Text markup and layout
In addition to the purely technical values of the size and line height, other parameters also affect the usability of the text.
Line length. The optimal line length is about 60–80 characters. If the line is longer, the reader might be forced to make too many eye movements and get tired faster.
Paragraph size. Try to place no more than 4–5 sentences in one paragraph. This will help your readers focus on the main point, and ease the perception of the entire text.
2. Use white space
White space is an area not filled with any content, that can be white as well as any other color. White space is a wonderful thing helping to arrange the elements of website design in a clear and understandable way. Web design has come a long way from the maximum clutteredness of its early days to what we have today. We live in an era of white space and can see all the benefits that it gives.
It’s important to get rid of the idea that the whole space needs to be filled. Space needs to be used wisely. And that means letting it be empty sometimes. Empty space can have a powerful effect when it is used in such a way that it allows you to highlight content, increase readability and comprehension. It lets your design breathe.
3. Color contrast
The contrast ratio is the ratio of the font color to the background color.
According to WCAG 2.2 guidelines, the contrast between the text and the background should be at least 4.5:1 so that the text is legible and clear.

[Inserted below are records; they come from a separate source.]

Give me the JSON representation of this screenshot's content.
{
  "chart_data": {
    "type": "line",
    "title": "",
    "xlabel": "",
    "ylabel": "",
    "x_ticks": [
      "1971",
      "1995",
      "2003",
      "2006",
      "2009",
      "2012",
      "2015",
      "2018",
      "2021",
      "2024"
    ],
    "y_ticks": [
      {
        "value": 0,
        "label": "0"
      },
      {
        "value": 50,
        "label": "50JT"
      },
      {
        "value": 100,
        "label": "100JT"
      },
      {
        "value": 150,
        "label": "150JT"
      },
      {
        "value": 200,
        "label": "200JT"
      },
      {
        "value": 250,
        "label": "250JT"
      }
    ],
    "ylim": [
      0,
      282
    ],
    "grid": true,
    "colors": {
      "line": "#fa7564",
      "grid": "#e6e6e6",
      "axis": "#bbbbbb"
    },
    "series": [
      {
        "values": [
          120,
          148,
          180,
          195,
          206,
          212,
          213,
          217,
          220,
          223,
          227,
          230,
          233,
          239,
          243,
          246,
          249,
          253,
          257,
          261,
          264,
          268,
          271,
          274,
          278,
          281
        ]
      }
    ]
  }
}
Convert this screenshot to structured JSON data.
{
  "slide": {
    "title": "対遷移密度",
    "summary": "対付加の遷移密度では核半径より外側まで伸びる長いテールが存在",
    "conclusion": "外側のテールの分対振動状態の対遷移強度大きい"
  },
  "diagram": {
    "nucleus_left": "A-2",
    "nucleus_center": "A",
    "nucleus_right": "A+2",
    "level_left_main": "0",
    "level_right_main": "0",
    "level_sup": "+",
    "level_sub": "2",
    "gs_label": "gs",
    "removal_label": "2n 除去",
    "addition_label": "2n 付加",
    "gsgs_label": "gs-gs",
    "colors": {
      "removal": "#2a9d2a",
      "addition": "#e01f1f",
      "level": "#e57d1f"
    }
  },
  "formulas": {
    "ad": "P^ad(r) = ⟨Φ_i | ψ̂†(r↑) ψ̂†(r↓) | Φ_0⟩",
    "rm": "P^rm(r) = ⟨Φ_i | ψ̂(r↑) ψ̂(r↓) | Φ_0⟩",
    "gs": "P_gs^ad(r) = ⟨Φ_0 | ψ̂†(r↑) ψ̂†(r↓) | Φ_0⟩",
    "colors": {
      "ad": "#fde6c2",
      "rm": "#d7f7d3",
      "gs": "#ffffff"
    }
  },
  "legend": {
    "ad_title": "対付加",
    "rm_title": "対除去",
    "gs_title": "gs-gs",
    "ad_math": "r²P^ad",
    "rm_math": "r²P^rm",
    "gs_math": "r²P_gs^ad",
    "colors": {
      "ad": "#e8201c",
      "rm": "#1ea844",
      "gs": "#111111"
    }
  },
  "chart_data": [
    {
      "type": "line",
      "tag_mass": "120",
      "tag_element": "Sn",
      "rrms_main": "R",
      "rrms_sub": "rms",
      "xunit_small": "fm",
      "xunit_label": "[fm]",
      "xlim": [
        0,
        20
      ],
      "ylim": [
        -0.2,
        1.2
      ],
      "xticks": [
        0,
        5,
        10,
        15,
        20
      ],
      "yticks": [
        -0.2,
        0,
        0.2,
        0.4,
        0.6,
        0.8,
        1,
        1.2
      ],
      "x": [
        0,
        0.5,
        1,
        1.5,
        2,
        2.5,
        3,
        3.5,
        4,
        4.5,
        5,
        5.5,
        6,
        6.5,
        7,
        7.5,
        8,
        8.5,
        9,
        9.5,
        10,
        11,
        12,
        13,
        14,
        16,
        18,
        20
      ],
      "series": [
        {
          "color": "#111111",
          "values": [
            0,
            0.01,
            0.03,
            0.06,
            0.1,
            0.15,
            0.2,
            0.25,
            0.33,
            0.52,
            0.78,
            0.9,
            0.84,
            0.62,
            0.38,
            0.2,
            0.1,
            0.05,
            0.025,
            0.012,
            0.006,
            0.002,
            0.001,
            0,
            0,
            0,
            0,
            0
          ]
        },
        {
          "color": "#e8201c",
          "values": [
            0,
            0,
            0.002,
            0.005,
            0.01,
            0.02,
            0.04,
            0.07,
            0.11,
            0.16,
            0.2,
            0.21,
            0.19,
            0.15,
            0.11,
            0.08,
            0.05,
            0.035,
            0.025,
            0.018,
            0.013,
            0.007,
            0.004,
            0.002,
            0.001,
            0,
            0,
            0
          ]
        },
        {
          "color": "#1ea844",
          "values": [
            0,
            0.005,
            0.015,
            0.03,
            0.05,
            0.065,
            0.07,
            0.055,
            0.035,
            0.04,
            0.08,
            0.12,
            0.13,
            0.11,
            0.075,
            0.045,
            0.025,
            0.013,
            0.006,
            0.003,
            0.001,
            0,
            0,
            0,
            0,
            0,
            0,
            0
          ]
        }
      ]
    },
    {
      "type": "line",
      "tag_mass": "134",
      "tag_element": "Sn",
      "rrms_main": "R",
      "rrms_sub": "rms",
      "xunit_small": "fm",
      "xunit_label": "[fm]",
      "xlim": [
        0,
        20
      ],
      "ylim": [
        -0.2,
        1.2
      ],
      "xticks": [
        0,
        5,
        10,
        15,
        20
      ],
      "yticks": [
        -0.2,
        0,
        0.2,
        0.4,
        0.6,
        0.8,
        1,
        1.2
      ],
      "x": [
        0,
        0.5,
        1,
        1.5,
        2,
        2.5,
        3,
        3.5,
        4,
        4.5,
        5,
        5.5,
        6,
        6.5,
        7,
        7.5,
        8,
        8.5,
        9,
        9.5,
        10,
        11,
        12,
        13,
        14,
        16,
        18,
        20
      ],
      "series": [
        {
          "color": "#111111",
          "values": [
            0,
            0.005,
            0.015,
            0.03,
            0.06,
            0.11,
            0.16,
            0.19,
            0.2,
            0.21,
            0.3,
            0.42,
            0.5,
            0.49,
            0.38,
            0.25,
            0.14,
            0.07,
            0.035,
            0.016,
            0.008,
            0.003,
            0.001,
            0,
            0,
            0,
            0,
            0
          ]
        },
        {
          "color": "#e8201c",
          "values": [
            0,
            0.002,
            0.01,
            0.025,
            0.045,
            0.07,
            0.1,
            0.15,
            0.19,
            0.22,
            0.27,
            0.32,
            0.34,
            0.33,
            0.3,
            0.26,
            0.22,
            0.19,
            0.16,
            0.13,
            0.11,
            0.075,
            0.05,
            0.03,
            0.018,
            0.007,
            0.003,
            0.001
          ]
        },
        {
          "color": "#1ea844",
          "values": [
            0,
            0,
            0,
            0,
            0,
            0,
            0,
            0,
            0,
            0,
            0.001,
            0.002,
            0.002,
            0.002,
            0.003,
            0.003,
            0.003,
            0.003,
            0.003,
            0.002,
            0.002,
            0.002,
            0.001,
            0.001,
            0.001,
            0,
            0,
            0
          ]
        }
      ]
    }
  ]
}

The contrast indicator can take values from 1:1 (no contrast) to 21:1 (maximum contrast — black on white). The mentioned manual puts forward the following requirements for text contrast:
- 3:1 — minimum contrast. Used for larger texts
- 4.5:1 — minimum contrast for text
- 7:1 — enhanced contrast for text
There are a lot of text contrast calculators on the web, for example, this one.
This is important because low contrast increases the strain on the eyes, and so, the perception of information gets deteriorated.
“Noisy” backgrounds — pictures instead of background — are also “heavier”. If an image as a background is still necessary, then the text on the page should be placed only in plain areas with high contrast ratio in relation to the text.
For additional information on how to use color in web design, check this article.
4. Keep it short and relevant
Usually, users read less than a third of the content on a page. They come to a website to find answers to their questions. They don’t intend to study large volumes of text.
When writing for the web, remember:
- user time is limited
- users need an answer to their question
- figurative speech and artistic style do not correspond to the goals and objectives of the user (except for resources dedicated to literature).
5. Additional points
People don’t read word-by-word, they scan. A person’s eyes move quickly through the text, grabbing familiar visual forms of words.
You can have a great design and a wonderful large print on your website. But if there’s too much text, few will have the desire to read it to the end. It’s extremely important to use other HTML elements like:
- Bold, italic, underlined, highlighted text
With the help of headers and subheaders of various levels, a web designer divides the text into blocks that are convenient for perceiving. This helps to quickly find out what the content is about. The hierarchy of headings and fonts simplify the understanding and speed up the perception of information.
* * *
Website readability depends on many factors, ranging from the overall design of the site to the design of each individual article. It requires the combined efforts of designers and copywriters. Your website is easy to improve using these universal techniques, they are the distilled rules applicable to any type of content.
Make a habit of evaluating each web page and printed material in terms of readability. If you read fascinating material on a website, consider what factors make it readable, in addition to content. Did you like this article and the way the web page is designed?